Voler en parapente

Qu'est-ce que le parapente ?

Voler est un vieux rêve pour l'homme.
Parmi toutes les machines inventées pour satisfaire ce rêve, le parapente est peut-être celle qui est la plus simple (et la moins encombrante) à mettre en oeuvre : un peu de tissu, quelques suspentes, une "sellette" (un harnais), le tout plié dans un sac à dos et vous pouvez décoller de presque n'importe quelle pente accueillante et atterrir de même.

Un peu d'histoire...

Le parapente fit son apparition dans le monde du vol libre dans la seconde moitié des années 70, lorsque l'alpiniste Andrea Khun commença à l'utiliser pour descendre des sommets après en avoir conquis la cime. Ces expériences, bien que très suggestives et très spectaculaires, restèrent des faits isolés jusqu'à ce que, en 1978, les parachutistes du para-club d'Annemasse, en Haute-Savoie, décidèrent d'utiliser le parachute à caissons pour le décollage à pied sur pente, afin d'éviter le recours à l'avion. Les premiers à effectuer ce genre de décollage furent Jean-Claude Bétemps et Gérard Bosson qui, le 27 juin, à Mieussy, se lancèrent en exploitant les forts courants ascensionnels de la falaise. Cette activité de "parachute de pente" restera quelques temps confidentielle, puis se développa vraiment avec l'évolution des ailes pour devenir le parapente vers le milieu des années 80. Elle sera intégrée en 1985 à la fédération française de vol libre (F.F.V.L.) créée en 1974 pour le deltaplane.

Bien que le parapente soit dérivé du parachute à caissons, et pour rectifier un abus de language assez commun, on ne "saute" pas en parapente, on vole : il ne s'agit pas d'une chute contrôlée, mais bien de vol plané, comme un planeur.
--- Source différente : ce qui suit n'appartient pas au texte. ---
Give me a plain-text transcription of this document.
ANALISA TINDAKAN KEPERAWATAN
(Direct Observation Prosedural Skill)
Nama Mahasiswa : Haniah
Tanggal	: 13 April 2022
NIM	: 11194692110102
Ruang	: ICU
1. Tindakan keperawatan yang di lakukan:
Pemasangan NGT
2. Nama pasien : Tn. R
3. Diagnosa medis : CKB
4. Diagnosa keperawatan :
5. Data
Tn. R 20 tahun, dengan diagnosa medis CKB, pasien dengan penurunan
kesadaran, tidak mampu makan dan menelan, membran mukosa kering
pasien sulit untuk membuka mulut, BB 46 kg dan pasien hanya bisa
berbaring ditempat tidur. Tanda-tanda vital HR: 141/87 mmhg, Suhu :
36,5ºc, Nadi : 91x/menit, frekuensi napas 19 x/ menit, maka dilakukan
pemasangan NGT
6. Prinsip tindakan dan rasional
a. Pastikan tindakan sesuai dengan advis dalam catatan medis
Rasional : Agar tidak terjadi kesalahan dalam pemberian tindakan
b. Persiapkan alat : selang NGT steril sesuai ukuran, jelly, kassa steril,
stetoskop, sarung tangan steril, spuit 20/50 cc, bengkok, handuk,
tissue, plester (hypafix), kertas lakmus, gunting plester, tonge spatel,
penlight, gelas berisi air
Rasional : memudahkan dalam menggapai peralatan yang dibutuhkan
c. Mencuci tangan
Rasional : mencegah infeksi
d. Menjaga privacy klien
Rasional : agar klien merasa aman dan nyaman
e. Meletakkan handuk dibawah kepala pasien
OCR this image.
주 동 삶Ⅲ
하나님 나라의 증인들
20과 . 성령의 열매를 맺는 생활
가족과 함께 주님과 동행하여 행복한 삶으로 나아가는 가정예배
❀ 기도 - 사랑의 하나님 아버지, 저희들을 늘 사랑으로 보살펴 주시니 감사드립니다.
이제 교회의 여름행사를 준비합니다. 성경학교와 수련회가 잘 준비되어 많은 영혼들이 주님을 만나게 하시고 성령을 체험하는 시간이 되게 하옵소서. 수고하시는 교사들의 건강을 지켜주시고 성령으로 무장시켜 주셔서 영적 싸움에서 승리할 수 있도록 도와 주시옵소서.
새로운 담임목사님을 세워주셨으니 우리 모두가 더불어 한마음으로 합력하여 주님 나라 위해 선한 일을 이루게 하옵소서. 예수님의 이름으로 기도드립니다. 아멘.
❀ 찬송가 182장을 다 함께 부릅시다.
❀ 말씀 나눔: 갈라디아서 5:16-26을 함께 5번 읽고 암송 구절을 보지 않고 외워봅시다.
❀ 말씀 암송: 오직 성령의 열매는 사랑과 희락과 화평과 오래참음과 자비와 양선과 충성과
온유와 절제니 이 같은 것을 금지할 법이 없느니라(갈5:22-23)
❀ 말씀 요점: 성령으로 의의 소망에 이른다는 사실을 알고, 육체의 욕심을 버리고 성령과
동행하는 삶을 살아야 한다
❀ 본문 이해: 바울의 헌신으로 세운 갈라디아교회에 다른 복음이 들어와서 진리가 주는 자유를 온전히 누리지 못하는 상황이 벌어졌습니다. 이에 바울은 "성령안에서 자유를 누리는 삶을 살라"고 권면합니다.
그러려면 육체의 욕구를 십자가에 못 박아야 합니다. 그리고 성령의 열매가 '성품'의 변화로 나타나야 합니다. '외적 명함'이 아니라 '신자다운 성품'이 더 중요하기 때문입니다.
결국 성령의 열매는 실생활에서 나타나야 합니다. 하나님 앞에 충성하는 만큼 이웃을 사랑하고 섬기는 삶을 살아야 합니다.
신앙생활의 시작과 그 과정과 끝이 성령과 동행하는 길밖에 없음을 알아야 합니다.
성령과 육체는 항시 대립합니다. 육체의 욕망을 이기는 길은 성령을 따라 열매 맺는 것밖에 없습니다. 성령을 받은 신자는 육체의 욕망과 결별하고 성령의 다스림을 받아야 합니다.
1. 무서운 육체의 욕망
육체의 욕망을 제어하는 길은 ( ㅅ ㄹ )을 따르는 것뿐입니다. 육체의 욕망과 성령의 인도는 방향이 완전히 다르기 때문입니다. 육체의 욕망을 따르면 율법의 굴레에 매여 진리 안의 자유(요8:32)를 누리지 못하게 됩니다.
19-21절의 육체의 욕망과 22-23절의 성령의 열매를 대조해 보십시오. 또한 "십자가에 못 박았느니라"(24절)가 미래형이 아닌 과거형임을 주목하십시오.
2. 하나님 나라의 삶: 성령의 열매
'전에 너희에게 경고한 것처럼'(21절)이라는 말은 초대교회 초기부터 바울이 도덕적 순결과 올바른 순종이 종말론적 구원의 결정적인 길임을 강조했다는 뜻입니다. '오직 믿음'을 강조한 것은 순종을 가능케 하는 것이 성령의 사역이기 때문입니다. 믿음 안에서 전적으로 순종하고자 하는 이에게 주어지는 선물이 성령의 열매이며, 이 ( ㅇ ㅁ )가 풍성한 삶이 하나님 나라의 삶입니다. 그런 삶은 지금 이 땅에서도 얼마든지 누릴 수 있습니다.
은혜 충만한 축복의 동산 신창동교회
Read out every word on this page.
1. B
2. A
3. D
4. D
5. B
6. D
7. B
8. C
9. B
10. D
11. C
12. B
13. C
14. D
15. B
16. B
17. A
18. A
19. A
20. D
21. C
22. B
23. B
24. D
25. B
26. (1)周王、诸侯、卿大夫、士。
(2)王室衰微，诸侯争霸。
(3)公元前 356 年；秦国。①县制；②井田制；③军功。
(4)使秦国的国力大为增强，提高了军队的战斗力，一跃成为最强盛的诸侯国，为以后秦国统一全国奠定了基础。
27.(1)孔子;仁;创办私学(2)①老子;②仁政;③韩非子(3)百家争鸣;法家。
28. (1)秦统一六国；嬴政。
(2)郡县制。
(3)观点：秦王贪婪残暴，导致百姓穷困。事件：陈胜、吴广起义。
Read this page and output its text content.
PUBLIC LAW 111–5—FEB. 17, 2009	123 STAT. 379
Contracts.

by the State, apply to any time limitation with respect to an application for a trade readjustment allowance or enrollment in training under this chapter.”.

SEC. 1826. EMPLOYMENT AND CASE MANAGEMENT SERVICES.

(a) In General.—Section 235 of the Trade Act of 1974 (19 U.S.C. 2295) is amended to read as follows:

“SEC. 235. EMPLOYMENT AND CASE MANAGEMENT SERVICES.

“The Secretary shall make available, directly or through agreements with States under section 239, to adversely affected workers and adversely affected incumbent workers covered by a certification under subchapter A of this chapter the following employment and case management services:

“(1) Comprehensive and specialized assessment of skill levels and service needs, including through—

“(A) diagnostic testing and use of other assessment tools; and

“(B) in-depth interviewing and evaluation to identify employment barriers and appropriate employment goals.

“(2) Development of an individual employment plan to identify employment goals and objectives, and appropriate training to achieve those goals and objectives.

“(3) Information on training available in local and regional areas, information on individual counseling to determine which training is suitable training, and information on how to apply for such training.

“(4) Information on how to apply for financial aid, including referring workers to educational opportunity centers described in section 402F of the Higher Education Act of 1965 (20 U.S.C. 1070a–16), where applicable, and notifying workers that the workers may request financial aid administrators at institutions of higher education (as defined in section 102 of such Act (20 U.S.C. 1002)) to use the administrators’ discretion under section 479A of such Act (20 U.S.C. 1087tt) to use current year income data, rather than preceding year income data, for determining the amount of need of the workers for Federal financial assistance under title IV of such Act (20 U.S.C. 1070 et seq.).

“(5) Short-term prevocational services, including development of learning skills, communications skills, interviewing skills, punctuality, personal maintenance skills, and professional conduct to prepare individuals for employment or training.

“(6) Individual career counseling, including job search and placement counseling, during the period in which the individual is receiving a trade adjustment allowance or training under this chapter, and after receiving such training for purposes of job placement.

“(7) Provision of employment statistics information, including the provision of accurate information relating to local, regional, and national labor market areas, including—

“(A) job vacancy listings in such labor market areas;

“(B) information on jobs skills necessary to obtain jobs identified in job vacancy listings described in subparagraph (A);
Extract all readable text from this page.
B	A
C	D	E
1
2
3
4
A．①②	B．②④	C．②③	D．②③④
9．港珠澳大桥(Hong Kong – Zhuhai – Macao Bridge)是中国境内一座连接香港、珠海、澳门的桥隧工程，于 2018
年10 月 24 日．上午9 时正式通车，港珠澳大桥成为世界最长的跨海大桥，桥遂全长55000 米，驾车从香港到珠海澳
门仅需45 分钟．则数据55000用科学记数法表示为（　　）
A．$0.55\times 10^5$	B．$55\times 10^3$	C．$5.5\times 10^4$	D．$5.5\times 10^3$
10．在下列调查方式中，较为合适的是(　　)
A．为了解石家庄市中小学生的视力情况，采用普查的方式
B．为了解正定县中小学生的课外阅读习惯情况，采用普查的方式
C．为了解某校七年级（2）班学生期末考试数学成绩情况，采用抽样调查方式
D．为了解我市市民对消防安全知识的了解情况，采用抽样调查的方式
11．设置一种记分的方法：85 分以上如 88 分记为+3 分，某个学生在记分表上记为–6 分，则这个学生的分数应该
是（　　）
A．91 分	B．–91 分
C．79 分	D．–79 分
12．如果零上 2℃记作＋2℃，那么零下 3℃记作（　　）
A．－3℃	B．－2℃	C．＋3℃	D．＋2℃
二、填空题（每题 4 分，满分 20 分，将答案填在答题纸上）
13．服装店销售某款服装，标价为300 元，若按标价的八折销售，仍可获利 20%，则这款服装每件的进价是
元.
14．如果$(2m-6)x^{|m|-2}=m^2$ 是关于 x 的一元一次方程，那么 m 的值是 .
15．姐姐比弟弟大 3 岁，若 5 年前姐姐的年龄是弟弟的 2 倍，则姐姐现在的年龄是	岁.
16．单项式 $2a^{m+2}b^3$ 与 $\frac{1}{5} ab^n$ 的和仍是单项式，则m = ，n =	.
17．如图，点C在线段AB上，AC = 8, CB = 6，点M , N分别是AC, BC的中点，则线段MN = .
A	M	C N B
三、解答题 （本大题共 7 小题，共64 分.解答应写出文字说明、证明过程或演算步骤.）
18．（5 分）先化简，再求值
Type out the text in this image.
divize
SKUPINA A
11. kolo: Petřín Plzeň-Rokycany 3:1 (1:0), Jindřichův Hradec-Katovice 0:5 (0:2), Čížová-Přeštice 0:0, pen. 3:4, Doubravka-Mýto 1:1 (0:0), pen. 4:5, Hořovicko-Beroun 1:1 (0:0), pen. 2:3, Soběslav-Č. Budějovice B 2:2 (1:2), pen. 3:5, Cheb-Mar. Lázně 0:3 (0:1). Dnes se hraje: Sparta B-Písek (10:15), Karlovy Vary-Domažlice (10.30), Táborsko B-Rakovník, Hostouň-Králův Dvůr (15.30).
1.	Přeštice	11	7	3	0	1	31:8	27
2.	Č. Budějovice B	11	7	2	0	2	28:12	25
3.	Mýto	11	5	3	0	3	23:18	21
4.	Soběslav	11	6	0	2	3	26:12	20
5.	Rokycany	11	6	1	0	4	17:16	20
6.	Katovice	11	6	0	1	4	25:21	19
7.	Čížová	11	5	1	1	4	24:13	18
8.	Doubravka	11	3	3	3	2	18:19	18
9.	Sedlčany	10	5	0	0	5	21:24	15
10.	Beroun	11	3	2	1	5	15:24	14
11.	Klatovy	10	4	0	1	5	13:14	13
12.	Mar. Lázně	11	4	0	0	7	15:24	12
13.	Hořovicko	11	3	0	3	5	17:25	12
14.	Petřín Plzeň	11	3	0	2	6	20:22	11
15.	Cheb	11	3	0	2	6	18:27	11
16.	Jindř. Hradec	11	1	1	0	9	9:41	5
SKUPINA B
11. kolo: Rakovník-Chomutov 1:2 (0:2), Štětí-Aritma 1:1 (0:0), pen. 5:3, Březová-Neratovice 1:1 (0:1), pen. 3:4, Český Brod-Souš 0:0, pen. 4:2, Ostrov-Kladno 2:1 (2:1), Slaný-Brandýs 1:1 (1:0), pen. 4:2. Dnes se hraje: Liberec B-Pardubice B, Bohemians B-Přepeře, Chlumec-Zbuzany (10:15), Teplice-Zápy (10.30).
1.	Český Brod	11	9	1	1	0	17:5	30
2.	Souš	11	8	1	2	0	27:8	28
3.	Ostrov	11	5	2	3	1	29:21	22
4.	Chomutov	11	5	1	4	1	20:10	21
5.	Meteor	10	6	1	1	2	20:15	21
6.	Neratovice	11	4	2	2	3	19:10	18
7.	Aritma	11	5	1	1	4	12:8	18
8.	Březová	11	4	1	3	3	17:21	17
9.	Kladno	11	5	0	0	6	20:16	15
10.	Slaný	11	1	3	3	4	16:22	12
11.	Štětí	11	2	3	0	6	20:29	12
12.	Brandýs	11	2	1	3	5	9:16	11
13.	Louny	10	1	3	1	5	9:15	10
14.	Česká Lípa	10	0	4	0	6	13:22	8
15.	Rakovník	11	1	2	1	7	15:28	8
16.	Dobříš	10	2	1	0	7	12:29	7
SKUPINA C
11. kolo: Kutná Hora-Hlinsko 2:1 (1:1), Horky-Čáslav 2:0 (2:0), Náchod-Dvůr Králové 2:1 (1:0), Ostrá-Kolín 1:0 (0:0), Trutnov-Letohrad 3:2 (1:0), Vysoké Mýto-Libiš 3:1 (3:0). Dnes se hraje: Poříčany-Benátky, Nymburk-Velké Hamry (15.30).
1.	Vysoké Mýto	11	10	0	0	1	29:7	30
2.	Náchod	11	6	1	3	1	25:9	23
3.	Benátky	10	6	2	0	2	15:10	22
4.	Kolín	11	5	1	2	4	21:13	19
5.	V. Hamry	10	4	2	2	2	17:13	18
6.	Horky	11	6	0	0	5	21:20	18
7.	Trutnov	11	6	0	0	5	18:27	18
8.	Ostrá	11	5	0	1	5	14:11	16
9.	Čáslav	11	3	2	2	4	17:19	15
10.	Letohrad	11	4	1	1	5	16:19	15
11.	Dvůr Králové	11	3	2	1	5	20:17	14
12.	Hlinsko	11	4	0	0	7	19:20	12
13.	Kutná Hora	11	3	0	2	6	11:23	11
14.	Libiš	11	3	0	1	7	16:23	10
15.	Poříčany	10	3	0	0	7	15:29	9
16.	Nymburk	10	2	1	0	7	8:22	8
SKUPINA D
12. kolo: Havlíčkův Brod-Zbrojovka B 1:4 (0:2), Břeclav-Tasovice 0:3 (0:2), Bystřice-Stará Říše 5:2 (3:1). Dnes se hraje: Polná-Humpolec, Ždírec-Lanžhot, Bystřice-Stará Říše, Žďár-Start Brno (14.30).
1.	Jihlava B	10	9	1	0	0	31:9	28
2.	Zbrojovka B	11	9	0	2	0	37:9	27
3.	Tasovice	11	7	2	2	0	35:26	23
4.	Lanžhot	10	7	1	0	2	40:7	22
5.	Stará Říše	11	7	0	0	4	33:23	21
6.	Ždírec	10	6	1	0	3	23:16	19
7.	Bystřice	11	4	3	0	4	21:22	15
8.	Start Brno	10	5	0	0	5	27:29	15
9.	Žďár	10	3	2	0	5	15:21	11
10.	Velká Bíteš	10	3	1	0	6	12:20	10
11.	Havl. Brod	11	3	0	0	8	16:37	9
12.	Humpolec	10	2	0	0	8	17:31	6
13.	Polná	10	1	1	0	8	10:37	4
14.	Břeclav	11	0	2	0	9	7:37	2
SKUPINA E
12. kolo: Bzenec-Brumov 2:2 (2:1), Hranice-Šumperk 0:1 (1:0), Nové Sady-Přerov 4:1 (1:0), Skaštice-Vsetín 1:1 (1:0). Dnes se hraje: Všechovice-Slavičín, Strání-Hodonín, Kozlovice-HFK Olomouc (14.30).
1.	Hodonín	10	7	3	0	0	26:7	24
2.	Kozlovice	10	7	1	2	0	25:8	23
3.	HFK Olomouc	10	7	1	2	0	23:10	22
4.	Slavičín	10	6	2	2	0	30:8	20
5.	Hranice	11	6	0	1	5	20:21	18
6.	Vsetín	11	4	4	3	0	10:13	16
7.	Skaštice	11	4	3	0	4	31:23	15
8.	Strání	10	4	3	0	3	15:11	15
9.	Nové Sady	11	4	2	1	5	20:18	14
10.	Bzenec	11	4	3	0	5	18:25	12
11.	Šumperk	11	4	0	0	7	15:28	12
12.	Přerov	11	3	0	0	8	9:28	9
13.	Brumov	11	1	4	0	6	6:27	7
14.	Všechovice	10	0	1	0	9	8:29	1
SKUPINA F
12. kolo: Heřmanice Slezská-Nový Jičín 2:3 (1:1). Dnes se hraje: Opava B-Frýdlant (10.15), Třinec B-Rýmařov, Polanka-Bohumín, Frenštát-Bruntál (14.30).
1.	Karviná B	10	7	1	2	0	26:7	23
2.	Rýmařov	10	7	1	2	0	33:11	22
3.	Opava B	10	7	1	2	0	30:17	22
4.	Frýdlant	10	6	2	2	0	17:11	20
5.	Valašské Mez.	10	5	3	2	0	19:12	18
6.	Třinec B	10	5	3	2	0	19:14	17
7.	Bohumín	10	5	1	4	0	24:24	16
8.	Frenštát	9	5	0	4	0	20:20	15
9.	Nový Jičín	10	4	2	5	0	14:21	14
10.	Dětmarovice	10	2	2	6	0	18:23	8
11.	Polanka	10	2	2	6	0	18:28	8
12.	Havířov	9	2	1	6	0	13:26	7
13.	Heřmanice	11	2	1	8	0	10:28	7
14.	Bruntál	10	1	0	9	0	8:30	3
Avec les performances des ailes aujourd'hui, la pratique du parapente s'est diversifiée. Il est possible de :
voler "en local " d'un site connu, avec un décollage et atterrissage "officiels".
décoller d'un site, et en exploitant les ascendances thermiques (comme un planeur), de partir en "cross" pour parcourir une distance plus ou moins grande. Dans les Alpes, les vols de plus de 100 Km sont aujourd'hui assez fréquents. Le record de distance dans les Alpes est d'environ 270 km, de Gresse en Vercors au col de la Fürka en Suisse, en passant par Chamonix. (En 1997, par 8 pilotes de l'équipe de France de parapente)
décoller en moyenne montagne, après une randonnée, ce qui permet d'éviter la descente à pied. Mais, il faut parter le sac...
voler de sommets en haute montagne, comme par exemple du Mont Blanc.
faire du vol treuillé en plaine, ou voler sur les falaises en bord de mer...


Recommandations

Malgré son apparente simplicité, la pratique du parapente nécessite l'acquisition de connaissances variées, principalement dans trois domaines :
Les techniques de pilotage. Autant la gestuelle de base (décolage, atterrissage) est simple et rapide à acquérir (quelques jours suffisent) autant la maîtrise du geste juste dans certaines situations demande une grande expérience et de nombreux vols.
La connaissance de l'air. l'air dans laquel évolue le parapentiste est un milieu très complexe et sans cesse changeant. Il renferme de nombreux pièges que le parapentiste doit apprendre à éviter. Il faut plusieurs années pour bien intégrer les données de base et la vie entière pour chercher à comprendre toujours mieux les phénomènes aérologiques et météorologiques.
La connaissance de soi-même. Le parapentiste est seul maître à bord : il est responsable de ses choix et de ses décisions. Le plus difficile, lorsque les conditions aérologiques sont fortes,par exemple, est de réussir à faire la part entre son envie de voler et la capacité à juger de ses limites et à les accepter. Comme toute activité liée aux éléments, le parapente demande une certaine humilité et la sagesse de savoir parfois renoncer.

La formation

Le parapente demande une bonne formation.
Un passage par une école professionnelle de parapente est désormais considéré comme indispensable. Lors d'un stage d'initiation, les deux premiers jours sont en général consacré à faire des exercices de gonflage et de contrôle de voile sur une pente école. Puis, après éventuellement un vol biplace avec un moniteur, les trois jours suivants permettent d'effectuer les premiers grand vols, guidé en radio, avec un moniteur au décollage et un moniteur à l'atterrissage. A l'issue d'un stage d'initiation, l'élève a commencé à acquérir la gestuelle de base du parapente mais ne doit pas pour autant se considérer comme étant autonome. Une bonne progression consiste à effectuer d'autres stages (de perfectionnement) ou alors à acheter une voile et une radio et à voler dans le cadre d'un club de parapente, encadré par des pilotes plus expérimentés, en évitant de voler dans des conditions aérologiques trop fortes au début.